In a striking departure from the prevailing “extreme fear” in the digital asset markets, JPMorgan Chase published a research note on February 5, 2026, asserting that Bitcoin (BTC) has become “more attractive than gold” on a risk-adjusted basis. This contrarian call, led by global markets strategist Nikolaos Panigirtzoglou, comes as Bitcoin struggles to maintain the 70,000-dollar level while gold continues its historic rally toward 5,500 dollars. JPMorgan’s analysis highlights a “sharp divergence” where gold’s rising volatility and Bitcoin’s recent price reset have compressed the risk gap between the two assets to historic lows. The bank’s proprietary “Bitcoin-to-gold volatility ratio” has drifted to 1.5, suggesting that the “digital gold” narrative is being fundamentally re-priced. According to the report, once the current negative sentiment dissipates, Bitcoin’s theoretical market cap would need to rise to a price point of 266,000 dollars to match the private sector’s total investment in physical gold.

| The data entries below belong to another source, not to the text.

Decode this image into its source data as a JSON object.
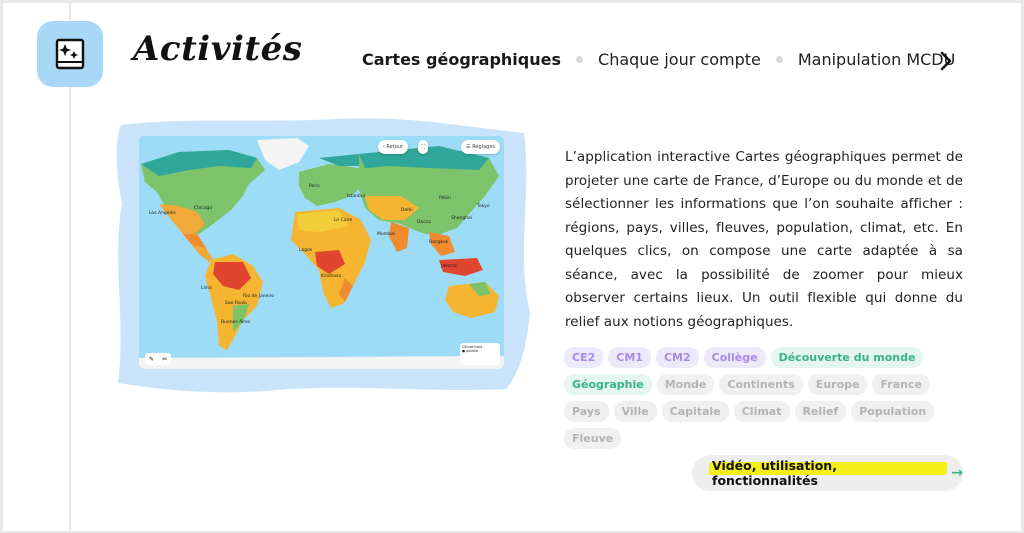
{
  "header": {
    "title": "Activités",
    "app_icon": "book-sparkle-icon"
  },
  "tabs": [
    {
      "label": "Cartes géographiques",
      "active": true
    },
    {
      "label": "Chaque jour compte",
      "active": false
    },
    {
      "label": "Manipulation MCDU",
      "active": false
    }
  ],
  "next_icon": "chevron-right-icon",
  "map": {
    "back_label": "Retour",
    "settings_label": "Réglages",
    "legend_title": "Climat froid",
    "legend_item": "polaire",
    "labels": {
      "los_angeles": "Los Angeles",
      "chicago": "Chicago",
      "lima": "Lima",
      "sao_paulo": "Sao Paulo",
      "rio": "Rio de Janeiro",
      "buenos_aires": "Buenos Aires",
      "paris": "Paris",
      "le_caire": "Le Caire",
      "lagos": "Lagos",
      "kinshasa": "Kinshasa",
      "mumbai": "Mumbai",
      "pekin": "Pékin",
      "tokyo": "Tokyo",
      "shanghai": "Shanghai",
      "dacca": "Dacca",
      "bangkok": "Bangkok",
      "jakarta": "Jakarta",
      "delhi": "Delhi",
      "istanbul": "Istanbul"
    }
  },
  "description": "L’application interactive Cartes géographiques permet de projeter une carte de France, d’Europe ou du monde et de sélectionner les informations que l’on souhaite afficher : régions, pays, villes, fleuves, population, climat, etc. En quelques clics, on compose une carte adaptée à sa séance, avec la possibilité de zoomer pour mieux observer certains lieux. Un outil flexible qui donne du relief aux notions géographiques.",
  "tags": [
    {
      "label": "CE2",
      "kind": "level"
    },
    {
      "label": "CM1",
      "kind": "level"
    },
    {
      "label": "CM2",
      "kind": "level"
    },
    {
      "label": "Collège",
      "kind": "level"
    },
    {
      "label": "Découverte du monde",
      "kind": "theme"
    },
    {
      "label": "Géographie",
      "kind": "theme"
    },
    {
      "label": "Monde",
      "kind": "keyword"
    },
    {
      "label": "Continents",
      "kind": "keyword"
    },
    {
      "label": "Europe",
      "kind": "keyword"
    },
    {
      "label": "France",
      "kind": "keyword"
    },
    {
      "label": "Pays",
      "kind": "keyword"
    },
    {
      "label": "Ville",
      "kind": "keyword"
    },
    {
      "label": "Capitale",
      "kind": "keyword"
    },
    {
      "label": "Climat",
      "kind": "keyword"
    },
    {
      "label": "Relief",
      "kind": "keyword"
    },
    {
      "label": "Population",
      "kind": "keyword"
    },
    {
      "label": "Fleuve",
      "kind": "keyword"
    }
  ],
  "cta": {
    "label": "Vidéo, utilisation, fonctionnalités",
    "icon": "arrow-right-icon"
  },
  "colors": {
    "icon_bg": "#a9d8f6",
    "level_tag": "#a88ae6",
    "theme_tag": "#37b28c",
    "highlight": "#f4ee19",
    "ocean": "#9ddcf7"
  }
}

The Breakdown of the “Debasement Trade” and the Shift to Precious Metals

The bank’s researchers noted that the “debasement trade”—a strategy where investors buy both Bitcoin and gold to hedge against currency devaluation—has fractured over the past six months. Since August 2025, retail and institutional flows have decisively shifted toward gold and silver ETFs, which saw nearly 60 billion dollars in cumulative inflows, while Bitcoin ETF flows stagnated and eventually turned negative in early 2026. This rotation indicates that investors are currently prioritizing the “analog” security of precious metals over the “digital” potential of crypto in the face of escalating global trade tensions and the Greenland geopolitical crisis. However, JPMorgan argues that this trend has left Bitcoin “significantly oversold” and undervalued relative to its production cost, which the bank calculates to be approximately 87,000 dollars. By falling below its cost of production, Bitcoin is now entering a “capitulation phase” that historically precedes a long-term structural rebound for high-conviction institutional holders.

Looking Toward a Trillion Dollar Upside and the “Vol Adjusted” Target

While acknowledging that a recovery to 266,000 dollars is “unrealistic” within the current calendar year, JPMorgan maintains a medium-term upside target of 170,000 dollars based on Bitcoin’s improving market structure. The report emphasizes that the recent deleveraging event—which saw nearly 19 billion dollars in liquidations—has flushed out speculative froth, leaving the market in its healthiest state since the 2024 halving. Unlike gold, which is nearing “overbought” territory according to futures positioning data, Bitcoin’s “oversold” status presents a tactical entry point for diversifiers who view the asset as a 21st-century equity hedge. As households replace long-duration bonds with alternative stores of value, JPMorgan expects gold to eventually reach 8,500 dollars, but notes that Bitcoin’s higher “beta” offers a superior growth profile for those willing to withstand short-term turbulence. The bank concludes that as the Federal Reserve’s “higher for longer” stance eventually softens, the capital currently hiding in gold will inevitably seek the higher velocity of the digital asset layer.